Par ailleurs, le prêteur aura une optique moyen terme (2 à 5 ans) avec souvent le choix de toucher des ressources régulières (remboursement amortissable de la dette) alors que la finalisation et la commercialisation d’une innovation d’envergure, sera souvent un processus long nécessitant des investissements « à fonds perdu » avant un retour sur investissement que l’on espèrera le plus élevé possible in fine.
Pour financer l’innovation de rupture, les « business-angels, et les acteurs professionnels du « capital risque », qui auront accès au capital avec un fort risque et une espérance de gain élevé seront le vecteur à privilégier.
Par ailleurs il existe en France et en Europe de nombreux dispositifs spécifiques liés souvent à l’argent public (statut de jeune entreprise Innovante, Crédit impôt recherche, Prêt à l’innovation, contre-garantie BPI ou BEI, incitations fiscales…) qui sont destinées à couvrir spécifiquement le financement de l’innovation.
Innovation d’amélioration ou « incrémentale »
Cependant l’innovation peut recouvrir d’autres réalités pour une PME, avec une optique moins structurante mais une probabilité de succès plus importante, ce que l’on pourrait définir comme de l’innovation « d’amélioration », répondant d’ailleurs parfois à des demandes et des besoins déjà identifiés auprès des clients. Cela peut recouvrir de nombreux éléments
- Amélioration marketing : adaptation d’un nouveau produit (test, design…)
- Numérisation : mise en place d’outils de numérisation, de processus en ligne
- Obtention de norme et d’accréditations pour accéder à de nouveaux marchés ou clients (processus normes ISO, tests…)
Dans ce cas le succès de la démarche, dépendra surtout des moyens financiers mis en œuvre, du recrutement de collaborateurs et prestataires (ingénieurs, programmeurs, designers…) avec un timing de mise en place et de déploiement assez prévisibles.
Dans cette optique, le financement bancaire classique ne sera cependant pas toujours indiqué, car les banques seront parfois mal positionnées pour financer des besoins sur des investissements immatériels, (recrutements, brevets, etc.) par rapport à des problématiques d’investissement en actifs matériels (machines, fonds de commerce), sur lesquels elles seront à même de prendre des sûretés.

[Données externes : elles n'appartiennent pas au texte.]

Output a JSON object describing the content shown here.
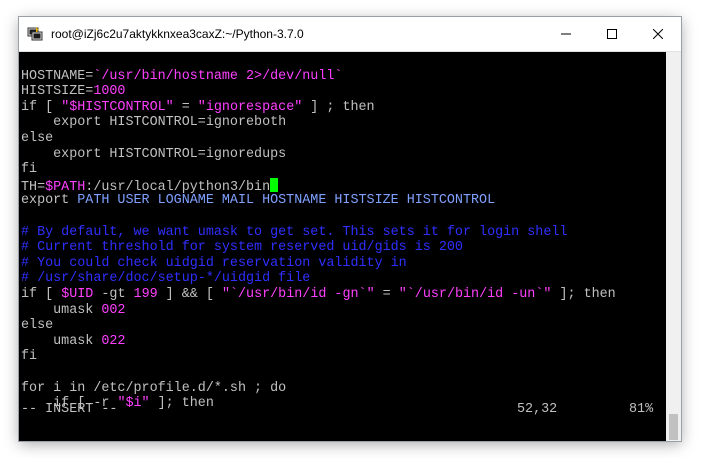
{
  "window": {
    "title": "root@iZj6c2u7aktykknxea3caxZ:~/Python-3.7.0",
    "icon": "putty-icon"
  },
  "editor": {
    "lines": [
      [],
      [
        {
          "t": "HOSTNAME=",
          "c": "def"
        },
        {
          "t": "`/usr/bin/hostname 2>/dev/null`",
          "c": "str"
        }
      ],
      [
        {
          "t": "HISTSIZE=",
          "c": "def"
        },
        {
          "t": "1000",
          "c": "num"
        }
      ],
      [
        {
          "t": "if [ ",
          "c": "def"
        },
        {
          "t": "\"$HISTCONTROL\"",
          "c": "str"
        },
        {
          "t": " = ",
          "c": "def"
        },
        {
          "t": "\"ignorespace\"",
          "c": "str"
        },
        {
          "t": " ] ; then",
          "c": "def"
        }
      ],
      [
        {
          "t": "    export HISTCONTROL=ignoreboth",
          "c": "def"
        }
      ],
      [
        {
          "t": "else",
          "c": "def"
        }
      ],
      [
        {
          "t": "    export HISTCONTROL=ignoredups",
          "c": "def"
        }
      ],
      [
        {
          "t": "fi",
          "c": "def"
        }
      ],
      [
        {
          "t": "TH=",
          "c": "def"
        },
        {
          "t": "$PATH",
          "c": "var"
        },
        {
          "t": ":/usr/local/python3/bin",
          "c": "def"
        }
      ],
      [
        {
          "t": "export ",
          "c": "def"
        },
        {
          "t": "PATH USER LOGNAME MAIL HOSTNAME HISTSIZE HISTCONTROL",
          "c": "key"
        }
      ],
      [],
      [
        {
          "t": "# By default, we want umask to get set. This sets it for login shell",
          "c": "cmt"
        }
      ],
      [
        {
          "t": "# Current threshold for system reserved uid/gids is 200",
          "c": "cmt"
        }
      ],
      [
        {
          "t": "# You could check uidgid reservation validity in",
          "c": "cmt"
        }
      ],
      [
        {
          "t": "# /usr/share/doc/setup-*/uidgid file",
          "c": "cmt"
        }
      ],
      [
        {
          "t": "if [ ",
          "c": "def"
        },
        {
          "t": "$UID",
          "c": "var"
        },
        {
          "t": " -gt ",
          "c": "def"
        },
        {
          "t": "199",
          "c": "num"
        },
        {
          "t": " ] && [ ",
          "c": "def"
        },
        {
          "t": "\"`/usr/bin/id -gn`\"",
          "c": "str"
        },
        {
          "t": " = ",
          "c": "def"
        },
        {
          "t": "\"`/usr/bin/id -un`\"",
          "c": "str"
        },
        {
          "t": " ]; then",
          "c": "def"
        }
      ],
      [
        {
          "t": "    umask ",
          "c": "def"
        },
        {
          "t": "002",
          "c": "num"
        }
      ],
      [
        {
          "t": "else",
          "c": "def"
        }
      ],
      [
        {
          "t": "    umask ",
          "c": "def"
        },
        {
          "t": "022",
          "c": "num"
        }
      ],
      [
        {
          "t": "fi",
          "c": "def"
        }
      ],
      [],
      [
        {
          "t": "for i in /etc/profile.d/*.sh ; do",
          "c": "def"
        }
      ],
      [
        {
          "t": "    if [ -r ",
          "c": "def"
        },
        {
          "t": "\"$i\"",
          "c": "str"
        },
        {
          "t": " ]; then",
          "c": "def"
        }
      ]
    ],
    "cursor_line": 8
  },
  "status": {
    "mode": "-- INSERT --",
    "position": "52,32",
    "percent": "81%"
  },
  "colors": {
    "background": "#000000",
    "text": "#c0c0c0",
    "string": "#ff40ff",
    "comment": "#2f2fff",
    "keyword": "#80a0ff",
    "cursor": "#00ff00"
  }
}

De plus le risque associé à la démarche ne justifiera pas forcément de faire appel à des investissements en « fonds propres » qui ont un coût élevé, et par ailleurs sont assez chronophages dans leur mise en place.
Dans la mesure où la démarche présente un aspect, une prévisibilité et un risque acceptable, le « crowdlending » est un outil parfaitement adapté. Pour plus de sécurité, les prêteurs pourront par ailleurs diversifier sur plusieurs projets via le crowdlending.
Cette démarche peut également englober les « acquisitions d’innovation » consistant à acquérir auprès via un concurrent un savoir-faire identifié (même si réaliser une acquisition en crowdlending suppose des contraintes : voir article Le Crowdlending pour l’acquisition d’entreprise ?)
L’innovation reste un élément clé de la croissance et du succès
d’une PME
En tout cas, la question du financement de l’innovation est un point-clé lorsque l’on prétend promouvoir le développement des PME. On a longtemps pointé les insuffisances du financement en France dans ce domaine.
Une étude de BPI France intitulée « Innovation Nouvelle génération » mettait ainsi en avant le constat suivant : « les entreprises qui innovent exportent plus que celles qui n’innovent pas. Elles exportent vers plus de pays. Leurs exportations croissent plus rapidement et elles sont moins sensibles à la conjoncture. » Source : Pour une nouvelle vision de l’innovation, Pascal Morand et Delphine Manceau, rapport ( 2009).

Exemple d’analyse de la nature et de l’intensité d’une innovation : Compte Nickel. Note de lecture : l’intensité de l’innovation est analysée sur une échelle de 0 ( pas innovant ) à 4 (innovation radicale). Source BPI
Elle pointait par ailleurs, ainsi que nous venons de le faire, l’aspect protéiforme de l’innovation qui peut être certes technologique mais également porter sur le recrutement de collaborateurs, la nécessité de communiquer, de faire du marketing, la numérisation et la dématérialisation des échanges, l’innovation de « commercialisation » et « d’organisation » via la mise en place de nouvelles méthodes…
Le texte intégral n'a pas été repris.